A dataset of Zalando’s article images consisting of fashion products, a drop-in replacement of the original MNIST dataset from https://github.com/zalandoresearch/fashion-mnist

Each sample is an image (in 3D NDArray) with shape (28, 28, 1).

Parameters:
  • root (str, default '~/.mxnet/datasets/fashion-mnist') – Path to temp folder for storing data.
  • train (bool, default True) – Whether to load the training or testing set.
  • transform (function, default None) – A user defined callback that transforms each sample. For example:
  • :: – transform=lambda data, label: (data.astype(np.float32)/255, label)
class mxnet.gluon.data.vision.datasets.CIFAR10(root='~/.mxnet/datasets/cifar10', train=True, transform=None)[source]

CIFAR10 image classification dataset from https://www.cs.toronto.edu/~kriz/cifar.html

Each sample is an image (in 3D NDArray) with shape (32, 32, 1).

Parameters:
  • root (str, default '~/.mxnet/datasets/cifar10') – Path to temp folder for storing data.
  • train (bool, default True) – Whether to load the training or testing set.
  • transform (function, default None) – A user defined callback that transforms each sample. For example:
  • :: – transform=lambda data, label: (data.astype(np.float32)/255, label)
class mxnet.gluon.data.vision.datasets.CIFAR100(root='~/.mxnet/datasets/cifar100', fine_label=False, train=True, transform=None)[source]

CIFAR100 image classification dataset from https://www.cs.toronto.edu/~kriz/cifar.html

Each sample is an image (in 3D NDArray) with shape (32, 32, 1).

Parameters:
  • root (str, default '~/.mxnet/datasets/cifar100') – Path to temp folder for storing data.
  • fine_label (bool, default False) – Whether to load the fine-grained (100 classes) or coarse-grained (20 super-classes) labels.
  • train (bool, default True) – Whether to load the training or testing set.
  • transform (function, default None) – A user defined callback that transforms each sample. For example:
  • :: – transform=lambda data, label: (data.astype(np.float32)/255, label)
class mxnet.gluon.data.vision.datasets.ImageRecordDataset(filename, flag=1, transform=None)[source]

A dataset wrapping over a RecordIO file containing images.

Each sample is an image and its corresponding label.

Parameters:
  • filename (str) – Path to rec file.
  • flag ({0, 1}, default 1) –

    If 0, always convert images to greyscale.
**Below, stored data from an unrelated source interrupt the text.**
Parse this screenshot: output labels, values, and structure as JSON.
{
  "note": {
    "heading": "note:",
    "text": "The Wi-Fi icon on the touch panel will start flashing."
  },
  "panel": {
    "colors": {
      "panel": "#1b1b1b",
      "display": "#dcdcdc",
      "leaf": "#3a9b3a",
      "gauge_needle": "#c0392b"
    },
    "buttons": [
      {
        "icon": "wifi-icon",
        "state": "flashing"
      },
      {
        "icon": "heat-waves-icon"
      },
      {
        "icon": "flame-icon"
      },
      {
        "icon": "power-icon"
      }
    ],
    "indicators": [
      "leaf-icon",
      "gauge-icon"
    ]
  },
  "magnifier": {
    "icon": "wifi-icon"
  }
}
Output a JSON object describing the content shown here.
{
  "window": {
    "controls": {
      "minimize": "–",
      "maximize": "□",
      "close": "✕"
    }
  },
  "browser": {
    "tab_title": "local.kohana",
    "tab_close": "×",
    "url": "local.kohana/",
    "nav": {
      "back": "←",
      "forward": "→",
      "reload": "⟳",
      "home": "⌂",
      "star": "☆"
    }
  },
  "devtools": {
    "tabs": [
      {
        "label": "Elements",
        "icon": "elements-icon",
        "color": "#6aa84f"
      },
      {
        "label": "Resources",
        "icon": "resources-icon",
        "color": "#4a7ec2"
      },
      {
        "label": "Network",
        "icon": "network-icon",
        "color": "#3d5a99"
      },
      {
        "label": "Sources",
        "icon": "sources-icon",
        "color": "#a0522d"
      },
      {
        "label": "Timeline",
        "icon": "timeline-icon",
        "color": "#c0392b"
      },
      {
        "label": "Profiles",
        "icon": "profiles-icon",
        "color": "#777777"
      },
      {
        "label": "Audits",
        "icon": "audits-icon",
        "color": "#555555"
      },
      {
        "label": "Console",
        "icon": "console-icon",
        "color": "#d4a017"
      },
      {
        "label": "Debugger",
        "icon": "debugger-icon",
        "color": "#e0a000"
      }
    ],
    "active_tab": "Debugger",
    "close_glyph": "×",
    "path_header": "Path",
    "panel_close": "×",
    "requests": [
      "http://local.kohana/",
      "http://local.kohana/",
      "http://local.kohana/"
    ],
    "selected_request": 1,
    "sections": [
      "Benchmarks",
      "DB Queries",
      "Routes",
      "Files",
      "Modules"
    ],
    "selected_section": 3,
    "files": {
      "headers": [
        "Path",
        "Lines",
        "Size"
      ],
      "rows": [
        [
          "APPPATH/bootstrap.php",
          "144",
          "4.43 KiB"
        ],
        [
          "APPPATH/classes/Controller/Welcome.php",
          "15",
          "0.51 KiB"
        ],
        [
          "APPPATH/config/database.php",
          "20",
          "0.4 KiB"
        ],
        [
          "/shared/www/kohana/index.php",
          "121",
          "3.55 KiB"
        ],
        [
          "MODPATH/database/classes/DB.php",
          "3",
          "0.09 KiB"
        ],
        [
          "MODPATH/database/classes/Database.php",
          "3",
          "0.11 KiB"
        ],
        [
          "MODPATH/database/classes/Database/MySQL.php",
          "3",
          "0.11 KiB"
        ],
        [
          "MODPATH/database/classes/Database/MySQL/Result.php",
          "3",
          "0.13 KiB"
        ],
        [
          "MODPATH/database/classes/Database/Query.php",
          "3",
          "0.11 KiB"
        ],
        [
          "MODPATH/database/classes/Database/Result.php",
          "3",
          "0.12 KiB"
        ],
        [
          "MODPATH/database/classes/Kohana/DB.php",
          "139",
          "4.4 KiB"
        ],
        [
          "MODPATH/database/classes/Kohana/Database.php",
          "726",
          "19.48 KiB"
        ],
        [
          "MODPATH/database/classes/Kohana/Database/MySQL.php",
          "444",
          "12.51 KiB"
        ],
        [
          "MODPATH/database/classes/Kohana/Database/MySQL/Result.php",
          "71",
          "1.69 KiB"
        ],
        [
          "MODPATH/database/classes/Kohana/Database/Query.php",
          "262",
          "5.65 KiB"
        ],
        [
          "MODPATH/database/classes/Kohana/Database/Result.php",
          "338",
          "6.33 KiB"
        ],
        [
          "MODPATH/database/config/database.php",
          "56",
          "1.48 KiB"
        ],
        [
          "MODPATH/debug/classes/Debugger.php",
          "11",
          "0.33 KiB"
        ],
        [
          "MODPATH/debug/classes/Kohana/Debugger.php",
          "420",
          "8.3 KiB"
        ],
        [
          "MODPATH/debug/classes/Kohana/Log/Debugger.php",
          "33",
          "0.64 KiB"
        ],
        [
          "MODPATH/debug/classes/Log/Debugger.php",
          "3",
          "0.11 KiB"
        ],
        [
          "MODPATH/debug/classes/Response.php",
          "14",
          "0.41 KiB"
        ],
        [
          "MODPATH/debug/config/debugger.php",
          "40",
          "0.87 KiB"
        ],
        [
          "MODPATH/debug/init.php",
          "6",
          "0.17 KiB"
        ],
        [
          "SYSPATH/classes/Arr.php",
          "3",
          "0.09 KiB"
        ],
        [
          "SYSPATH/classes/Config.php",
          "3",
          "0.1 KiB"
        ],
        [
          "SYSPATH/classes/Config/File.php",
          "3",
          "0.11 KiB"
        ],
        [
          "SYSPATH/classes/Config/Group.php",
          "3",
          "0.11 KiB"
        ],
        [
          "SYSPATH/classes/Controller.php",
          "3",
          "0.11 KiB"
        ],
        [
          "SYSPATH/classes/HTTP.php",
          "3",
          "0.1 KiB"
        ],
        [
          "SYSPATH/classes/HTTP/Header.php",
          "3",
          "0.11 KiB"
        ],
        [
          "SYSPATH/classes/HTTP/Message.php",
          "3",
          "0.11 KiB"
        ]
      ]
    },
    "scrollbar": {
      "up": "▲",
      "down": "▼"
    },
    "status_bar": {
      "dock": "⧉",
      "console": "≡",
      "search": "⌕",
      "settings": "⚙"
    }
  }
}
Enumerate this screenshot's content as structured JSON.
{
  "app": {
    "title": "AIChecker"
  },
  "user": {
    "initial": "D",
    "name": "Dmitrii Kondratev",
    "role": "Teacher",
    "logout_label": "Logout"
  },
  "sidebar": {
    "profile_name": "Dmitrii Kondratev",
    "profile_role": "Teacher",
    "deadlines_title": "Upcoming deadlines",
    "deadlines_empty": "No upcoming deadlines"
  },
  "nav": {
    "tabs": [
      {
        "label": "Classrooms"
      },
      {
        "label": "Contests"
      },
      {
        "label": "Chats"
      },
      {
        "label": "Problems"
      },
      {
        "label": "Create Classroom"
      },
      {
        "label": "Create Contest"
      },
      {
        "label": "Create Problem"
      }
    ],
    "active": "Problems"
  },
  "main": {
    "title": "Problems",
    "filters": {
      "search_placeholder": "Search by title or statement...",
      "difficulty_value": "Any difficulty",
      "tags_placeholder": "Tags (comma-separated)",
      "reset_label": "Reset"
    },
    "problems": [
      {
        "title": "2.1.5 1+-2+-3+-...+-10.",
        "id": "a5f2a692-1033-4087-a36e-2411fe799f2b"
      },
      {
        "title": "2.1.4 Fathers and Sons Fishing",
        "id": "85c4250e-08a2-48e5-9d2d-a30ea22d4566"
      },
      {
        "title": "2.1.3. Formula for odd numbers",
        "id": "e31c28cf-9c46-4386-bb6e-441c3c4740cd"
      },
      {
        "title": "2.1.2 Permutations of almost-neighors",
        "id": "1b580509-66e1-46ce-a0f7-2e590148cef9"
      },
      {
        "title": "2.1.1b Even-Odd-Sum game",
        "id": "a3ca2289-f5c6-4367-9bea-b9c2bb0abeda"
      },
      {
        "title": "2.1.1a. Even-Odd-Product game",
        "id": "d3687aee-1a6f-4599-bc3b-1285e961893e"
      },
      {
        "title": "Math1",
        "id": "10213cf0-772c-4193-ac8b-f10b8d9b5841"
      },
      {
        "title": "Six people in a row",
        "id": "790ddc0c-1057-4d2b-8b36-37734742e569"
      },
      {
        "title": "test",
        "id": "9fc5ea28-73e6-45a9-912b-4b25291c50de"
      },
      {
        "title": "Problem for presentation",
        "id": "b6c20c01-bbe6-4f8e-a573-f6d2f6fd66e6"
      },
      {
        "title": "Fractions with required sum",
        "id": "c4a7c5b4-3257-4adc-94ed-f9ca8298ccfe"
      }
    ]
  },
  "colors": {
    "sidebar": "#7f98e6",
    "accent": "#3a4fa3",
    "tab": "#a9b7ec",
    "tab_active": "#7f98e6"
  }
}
    If 1, always convert images to colored (RGB).

  • transform (function, default None) – A user defined callback that transforms each sample. For example:
  • :: – transform=lambda data, label: (data.astype(np.float32)/255, label)
class mxnet.gluon.data.vision.datasets.ImageFolderDataset(root, flag=1, transform=None)[source]

A dataset for loading image files stored in a folder structure like:

root/car/0001.jpg
root/car/xxxa.jpg
root/car/yyyb.jpg
root/bus/123.jpg
root/bus/023.jpg
root/bus/wwww.jpg
Parameters:
  • root (str) – Path to root directory.
  • flag ({0, 1}, default 1) – If 0, always convert loaded images to greyscale (1 channel). If 1, always convert loaded images to colored (3 channels).
  • transform (callable, default None) – A function that takes data and label and transforms them:
  • :: – transform = lambda data, label: (data.astype(np.float32)/255, label)
synsets

list – List of class names. synsets[i] is the name for the integer label i

items

list of tuples – List of all images in (filename, label) pairs.